Editor’s Note: This is a guest post from Emilie Wapnick of Puttylike.com.
It’s Saturday night, 11pm, and I’m at my desk working.
You don’t have to feel sorry for me though. I have no boss breathing down my neck or pressing deadline to meet. I could just as easily be at the bar, sipping a pint with friends.
But instead I’m at home, typing away fervently, working on my business.
Staying in and working on a Saturday night was an easy choice to make actually… It simply sounded like more fun.
The Tug of War Between Profit and Passion
Growing up, we’re taught that there’s work – that thing that provides financial security – and then there’s fun: our passions, hobbies, dreams and pursuits.

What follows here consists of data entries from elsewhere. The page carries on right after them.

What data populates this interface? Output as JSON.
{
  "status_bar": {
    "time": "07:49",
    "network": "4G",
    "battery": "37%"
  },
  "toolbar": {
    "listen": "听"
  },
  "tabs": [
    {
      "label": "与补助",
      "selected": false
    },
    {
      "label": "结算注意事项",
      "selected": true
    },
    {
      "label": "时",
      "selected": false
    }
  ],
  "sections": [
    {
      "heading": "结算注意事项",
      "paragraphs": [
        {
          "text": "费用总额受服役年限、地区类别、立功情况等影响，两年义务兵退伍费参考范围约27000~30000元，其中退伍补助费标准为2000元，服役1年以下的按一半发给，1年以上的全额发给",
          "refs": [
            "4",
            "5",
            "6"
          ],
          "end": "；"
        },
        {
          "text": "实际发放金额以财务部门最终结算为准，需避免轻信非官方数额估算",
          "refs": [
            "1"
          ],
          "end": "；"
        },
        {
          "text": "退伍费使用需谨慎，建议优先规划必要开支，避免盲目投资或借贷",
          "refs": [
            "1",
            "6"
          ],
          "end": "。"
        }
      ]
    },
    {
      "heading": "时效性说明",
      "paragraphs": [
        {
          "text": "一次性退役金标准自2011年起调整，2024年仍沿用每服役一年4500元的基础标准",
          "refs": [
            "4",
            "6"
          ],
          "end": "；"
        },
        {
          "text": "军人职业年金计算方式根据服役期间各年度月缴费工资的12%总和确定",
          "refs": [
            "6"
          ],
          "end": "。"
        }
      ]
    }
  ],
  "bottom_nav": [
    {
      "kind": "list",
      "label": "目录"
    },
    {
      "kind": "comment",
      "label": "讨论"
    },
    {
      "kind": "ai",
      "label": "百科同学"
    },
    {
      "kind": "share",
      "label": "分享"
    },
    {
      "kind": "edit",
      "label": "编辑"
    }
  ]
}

Sure, we can use the money we make from our day job to help fund our outside endeavors. Maybe if we’re really lucky, we’ll even find a career that’s also somewhat in line with our interests! But we’re cautioned that rejecting this model and putting our passions first means a life of Ramen noodles and ratty apartments.
These are our choices: profit or passion. Bring them together or keep them apart, it’s your call. But life is presented to us as a tug-of-war between two distinct forces
Could Passion and Profit be One and the Same?

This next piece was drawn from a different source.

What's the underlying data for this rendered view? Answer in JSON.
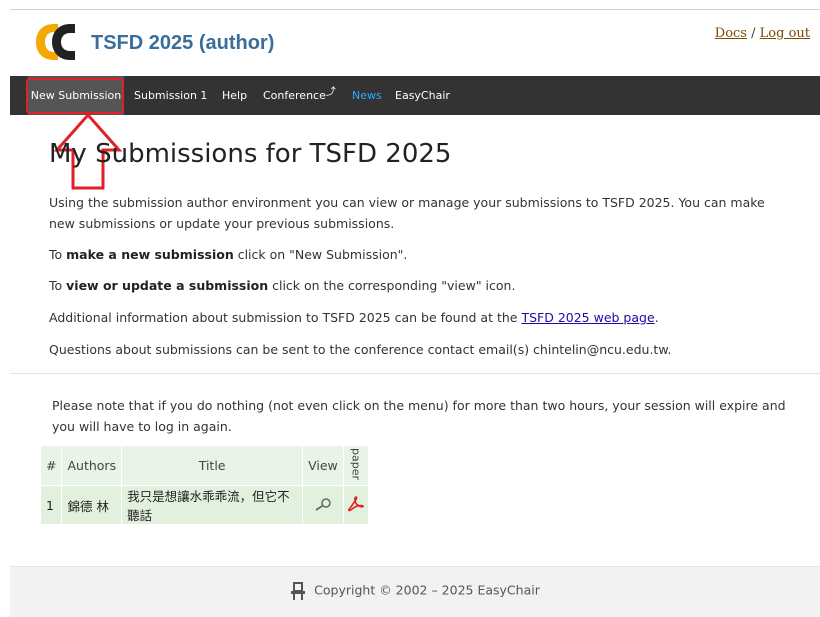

Here’s a radical idea: maybe these two forces aren’t distinct at all.
When you look at people who truly dominate in their fields – the Oprahs and Obamas and even the Trumps of this world – they are usually highly passionate about their work. Innovators don’t find a compromise between profit and passion. They reject the binary all together.

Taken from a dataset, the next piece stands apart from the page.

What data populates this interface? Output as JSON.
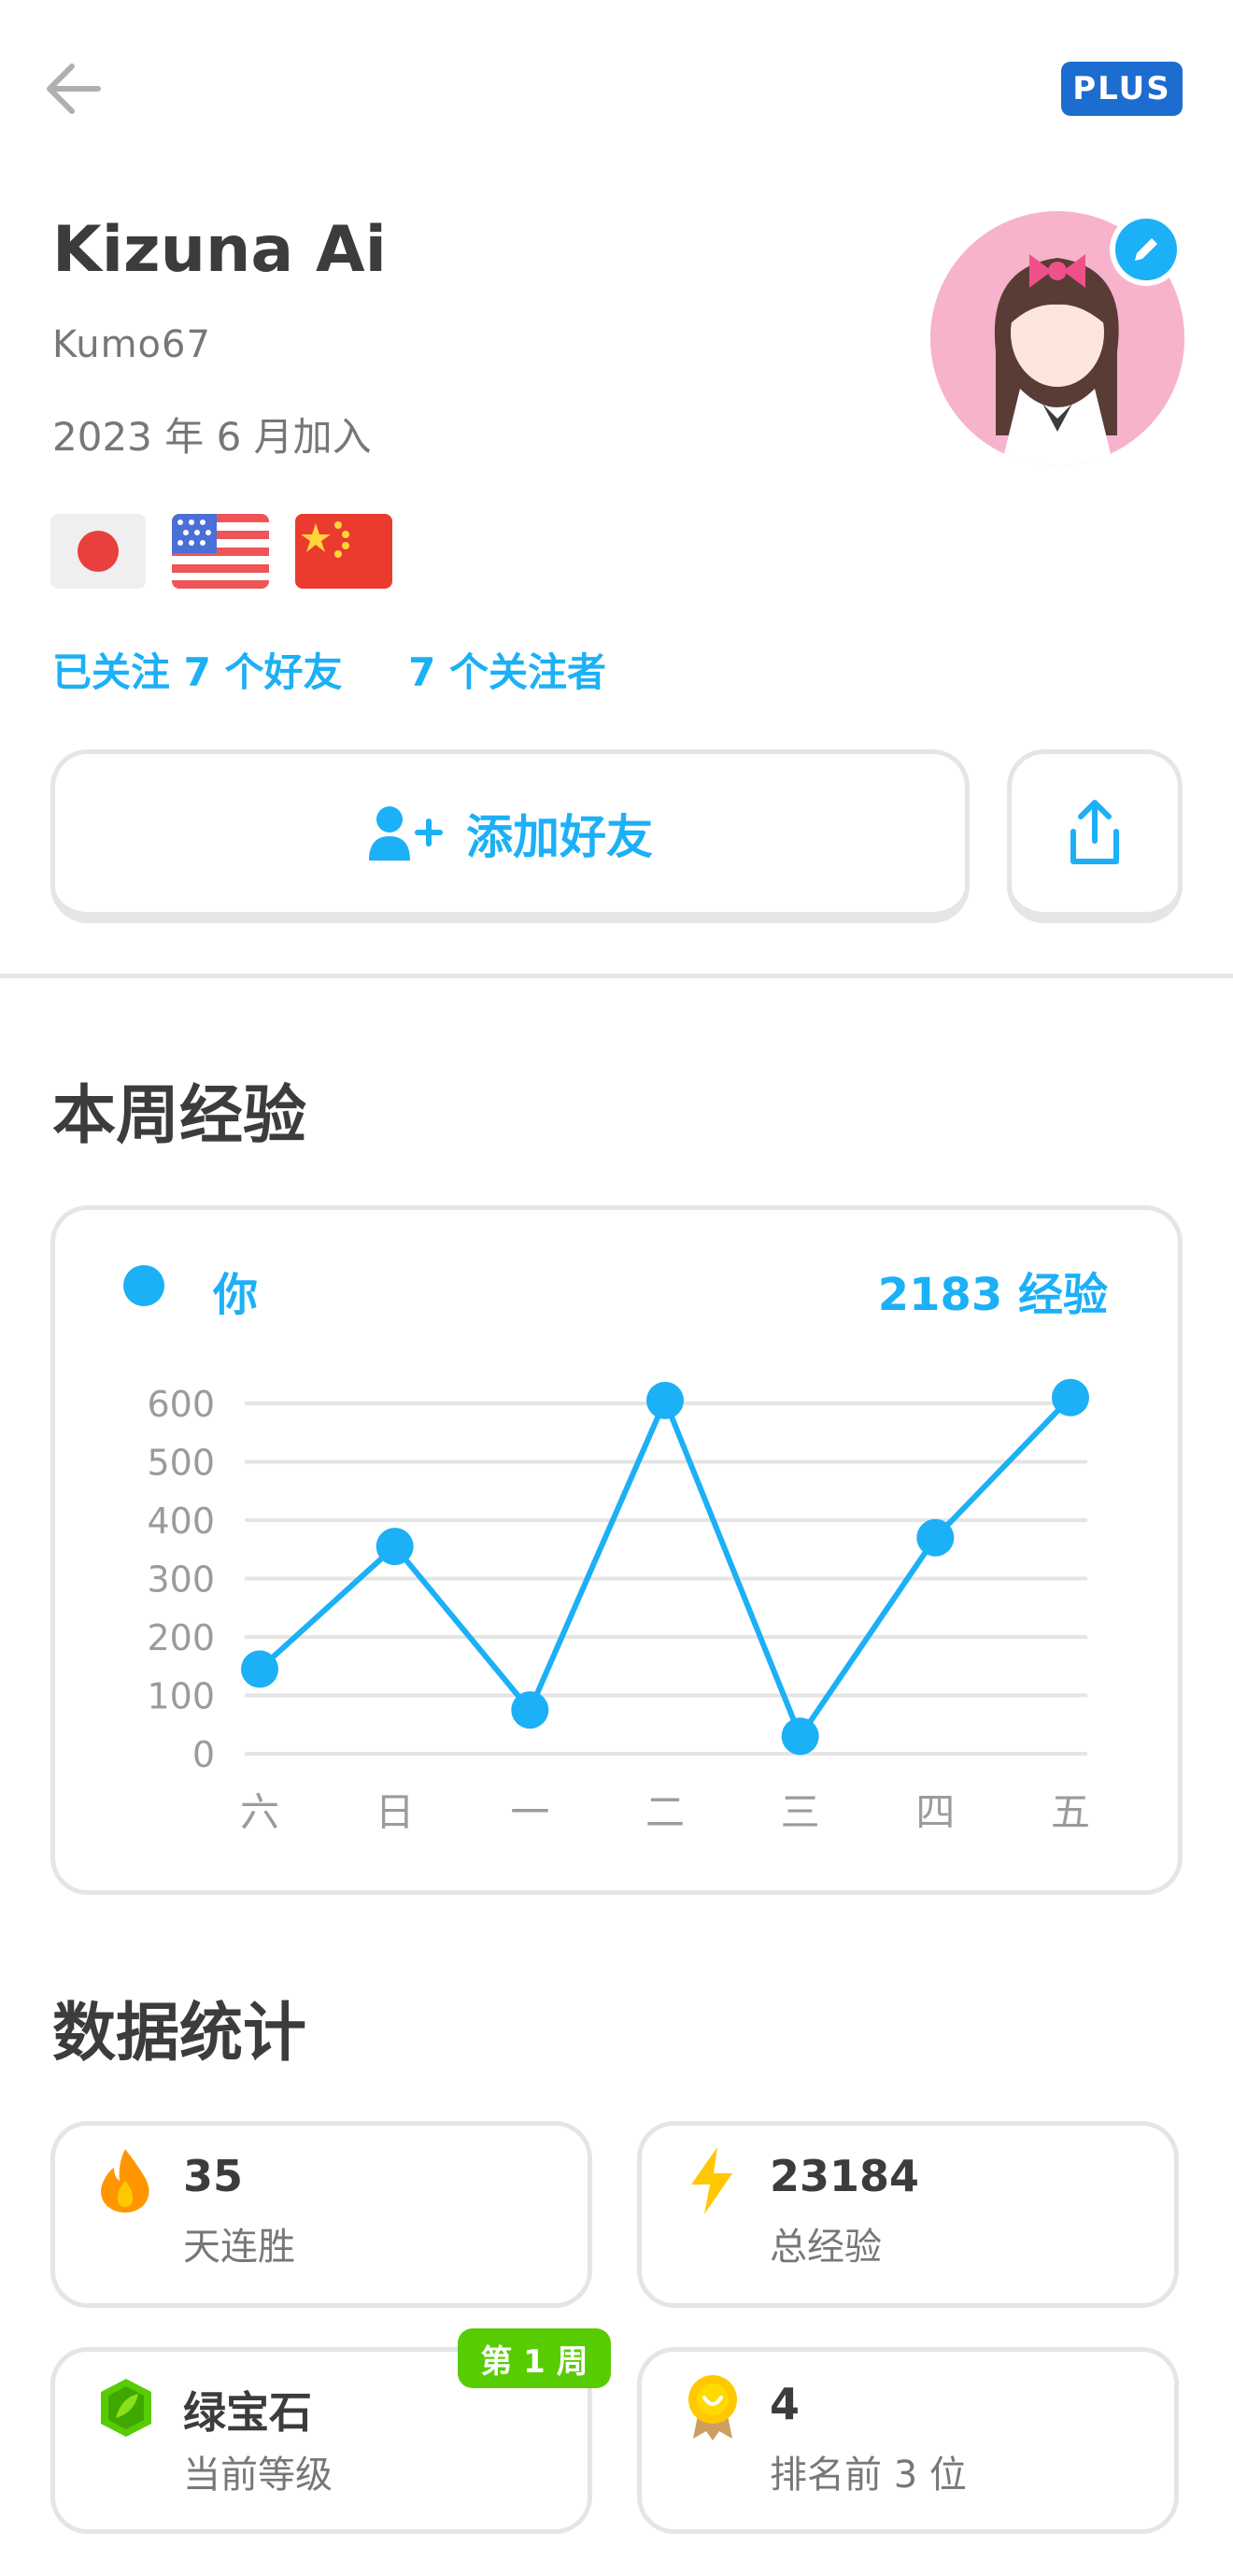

Ultimately, the profit is where the passion is.
My reasoning isn’t based on any woo-woo theories about how the universe conspires to help those who follow their dreams either (though I do happen to believe this). My reasoning is based on numbers, and numbers alone.
What Does it Take to “Make it”?
“I want to say “good luck,” but it doesn’t take luck…”
These were the last words a stranger on a bus once said to me after a conversation in which I shared my plans to start a business to “inspire multipotentialites to embrace their multipotentiality.”
Most successful people will tell you the same thing: success is not a result of luck or talent. There’s no big break. You never get “discovered”. Success comes to those who work their ASSES off.
Hard work, persistence, long hours in the trenches, getting back up after a flop- these are the traits that distinguish the truly successful from everybody else.
We Always Work 1000% Harder on Something We Believe In
If hard work is the distinguishing factor between those who make it and those who do not, then what’s the best way to motivate hard work? Make all that hard work fun. Make it something you love.
I’m not saying that passion always immediately leads to profit. Sometimes it takes experimentation and a few failed attempts along the way. But when you’re filling your time with activities that light you up, work doesn’t feel like work. As a result, you’re infinitely more motivated to put in insane hours (like working till wee hours on a Saturday night).
Doing what you love means that you’re more driven, indeed overjoyed, to put in the hours necessary to crush it. You work and work and work because there’s nothing in the world you’d rather be doing! It’s like breathing.
But is there a Market for My Passions?
Alright, lets talk practicalities for a minute. The fact is, as hard as you may work on your passions, someone’s got to buy what you’re selling. Spending all day in your room reading mystery novels and writing odes on the guitar isn’t going to pay the bills. I hear you.
You absolutely need a way to channel your interests into something that others will pay for. But this is not a compromise or a constraint on your creativity, it’s a perk!
Would keeping all of your passions to yourself fulfill you in the long run anyway?
You don’t have to monetize all your passions. In fact, if you’re lucky enough to be a mulitpotentialite and have many areas of interest, you might want to keep some of them just for you.
But in the grand scheme of things, we all want to change the world, every single one of us. We want our time here to be meaningful, for some greater purpose.
When you channel your passions into something that adds value, solves problems and enriches lives, those passions become even more fulfilling. That’s also a service people will happily pay for.
What if You Don’t Feel like an Expert?
You may worry that you don’t have what it takes to turn your passion into a business, that you lack the expertise necessary to help others. Well, you know what? You’re wrong. As Barbara Sher says, “what you love is what you’re gifted at.”
Follow your heart, hone your skills and practice. If you’re doing what you love, you’ll have the drive to get good. Just start, you’ll get there.
This isn’t just about making money either. The whole world benefits when you’re doing your greatest work, and your greatest work will always be that which you love the most.